Rep. Schwartz visits Abington to discuss student debt crisis

U.S. Rep. Allyson Schwartz visited Penn State Abington, highlighting the University for its policies that clarify loan options for incoming students and their families. Her press conference at Abington was sparked by a new report, which concluded that graduates from Pennsylvania colleges have the second highest average debt in the nation.

Schwartz’s concern about student debt compelled her to introduce the Know Before You Owe Act in August, which requires schools to counsel students on available financial aid options and requires private lenders to adopt commonsense steps to protect student borrowers.

“The Know Before You Owe Act requires institutions to notify students about their federal financial aid eligibility prior to certifying a private loan, something Penn State instituted on its own two years ago,” said Christopher Walters, associate director of enrollment management and retention at Abington. “The bill would require all colleges and universities to do the same, leveling the playing field for students nationwide.”

Two Abington students spoke about their own experiences navigating the financial aid process. Abington senior Laurinda Hellwig said that as a first generation college student, she didn’t have the experience of her parents to help her. Hellwig said student loans have been critical to helping her go back to school and raise her family.

“I utilize my federal loans to cover the balance of my tuition and other expenses associated with my college experience, such as the cost of books, transportation, and child care,” said Hellwig. “I applaud Rep. Schwartz for taking a leadership role to help students like me.”

Deanna Harris, a first-year student, said student loans have helped her and her father, a Marine who recently decided to get his degree, afford their college educations.

According to a report by the Institute of College Access and Success, students graduating from Pennsylvania colleges in 2011 left campus with nearly $30,000 in loans – the second highest average in the nation. 
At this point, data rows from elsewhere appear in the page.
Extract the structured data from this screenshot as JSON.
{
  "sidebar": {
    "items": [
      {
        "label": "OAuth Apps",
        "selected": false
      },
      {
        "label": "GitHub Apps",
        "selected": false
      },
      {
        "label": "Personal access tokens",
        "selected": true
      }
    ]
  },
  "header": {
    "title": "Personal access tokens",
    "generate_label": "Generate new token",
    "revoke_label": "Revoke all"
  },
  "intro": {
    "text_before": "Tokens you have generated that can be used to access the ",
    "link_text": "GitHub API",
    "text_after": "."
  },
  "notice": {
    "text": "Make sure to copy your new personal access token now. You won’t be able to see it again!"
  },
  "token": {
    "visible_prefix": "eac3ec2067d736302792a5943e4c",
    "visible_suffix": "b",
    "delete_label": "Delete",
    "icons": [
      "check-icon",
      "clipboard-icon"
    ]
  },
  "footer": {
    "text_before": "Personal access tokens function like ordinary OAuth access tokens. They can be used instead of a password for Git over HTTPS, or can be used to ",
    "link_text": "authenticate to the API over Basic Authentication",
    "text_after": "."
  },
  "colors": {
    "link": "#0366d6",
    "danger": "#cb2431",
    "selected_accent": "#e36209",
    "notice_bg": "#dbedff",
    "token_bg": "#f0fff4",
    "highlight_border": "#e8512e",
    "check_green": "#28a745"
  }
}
“With 70 percent of college graduates in the Commonwealth saddled with student loan debt, it is critical that we empower students and their families with the important information they need to make wise decisions about financing their education,” said Schwartz. “We must safeguard our students from risky loans that could have a lasting impact years after they graduate.”

According to Schwartz’s office, one of the biggest challenges facing students and college graduates is not the just the amount they borrow, but the policies of the lenders. Unlike federal student loans, private loans can have uncapped, variable rates as well as hefty origination fees and few consumer protections. The report found that a majority of student loan borrowers who turn to more expensive private student loans do so without fully exhausting all of the federal student loan options available to them. This results in increased costs for most student borrowers.

Schwartz represents the 13th Congressional District, which is comprised of portions of Montgomery County and Philadelphia.